@Hawk Diesel The problem with your concept makes assumptions on the number of cantrips a wizard would actually prepare. I'm not saying you don't know this, but here is a reminder on what cantrips are for anyone who might not be aware.
Cantrips are spells that spell casters learn and know as part of learning to cast spells.
A cantrip is a spell that can be cast at will, without using a spell slot and without being prepared in advance. Repeated practice has fixed the spell in the caster’s mind and infused the caster with the magic needed to produce the effect over and over. A cantrip’s spell level is 0.
At 1st level, you know three cantrips of your choice from the wizard spell list. You learn additional wizard cantrips of your choice at higher levels, as shown in the Cantrips Known column of the Wizard table.
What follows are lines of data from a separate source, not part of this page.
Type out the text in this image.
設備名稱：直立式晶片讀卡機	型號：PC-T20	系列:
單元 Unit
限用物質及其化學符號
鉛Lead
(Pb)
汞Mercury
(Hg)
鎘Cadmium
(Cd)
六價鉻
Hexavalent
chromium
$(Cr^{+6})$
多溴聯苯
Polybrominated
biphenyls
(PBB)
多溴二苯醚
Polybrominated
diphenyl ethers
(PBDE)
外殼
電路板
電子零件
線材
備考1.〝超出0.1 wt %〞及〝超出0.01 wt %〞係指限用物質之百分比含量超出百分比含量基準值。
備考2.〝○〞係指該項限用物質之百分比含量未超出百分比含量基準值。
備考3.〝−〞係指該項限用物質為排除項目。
That's why they are not in the spell book in the first place.
The other reason they are not in the spell book is 5e does use a variation on AED as shown in the by short rest / long rest recovery abilities. Not all classes follow the same AED schedule and it's not exactly the same but it's still a thing. Cantrips are given as an at-will ability and measured against other classes in at-will / always on options. That is where your assumption on number of cantrips being prepped matters.
In early levels a Wizard should have access to one less cantrip, but by level 20 will have access to one more cantrip (assuming they choose to memorize a number of cantrips equal to their proficiency bonus), so for me this seems to equal out.
That's not true. If I only have 2 spell slots anyway I would prep mage armor and sleep, 4 cantrips for the at-will options when I have no spell slots, and carry 2 or 3 rituals. The extra cantrip is the benefit for playing a sorcerer but your proposal enables the wizard to replicate it and carry rituals and carry that broader spell list.
Low levels don't last long. But when I have a lot of slots to carry me through the day then I'm not going to increase my number of cantrips prepped. I'm more likely to drop it down to 2 or 3 and simply prep a wider range of higher level spells because knowing more higher level spells outweighs knowing cantrips.
Book of Shadows is good on a warlock because of the limitations on pact magic (plus non-warlock cantrips). Wizards don't have that limitation so the incentive to add at-will abilities is starts out high and drops over time.
I'm never going to take 5 or 6 cantrips at high levels over prepping spells. The only way for that to be true is if I were forced to do so in the mechanics, which is something your changes would not create.
If you were to impose a restriction where wizards preps normally for spells and preps cantrips equal to the proficiency bonus that would work better. It's also pointless over simply enforcing the cantrips known on the table as cantrips a wizard can prepare.
The other option in mixing and matching cantrips and spells is in making the choice have more meaning, as per my earlier comment where you don't add any bonuses to spells prepped at all. That means a wizard will likely start with 2 or 3 spells prepped, 1 or 2 cantrips prepped, and still carry rituals. That gives flavor to the class and creates a meaningful choice in cantrips. It would likely result in less cantrips at every level to reinforce daily casting but it's something wizards can afford given the large number of spells they can prep given their ritual casting mechanic.
In any case, giving wizards more standard spells prepped isn't a buff I think should be endorsed, which is ultimately what you proposal does.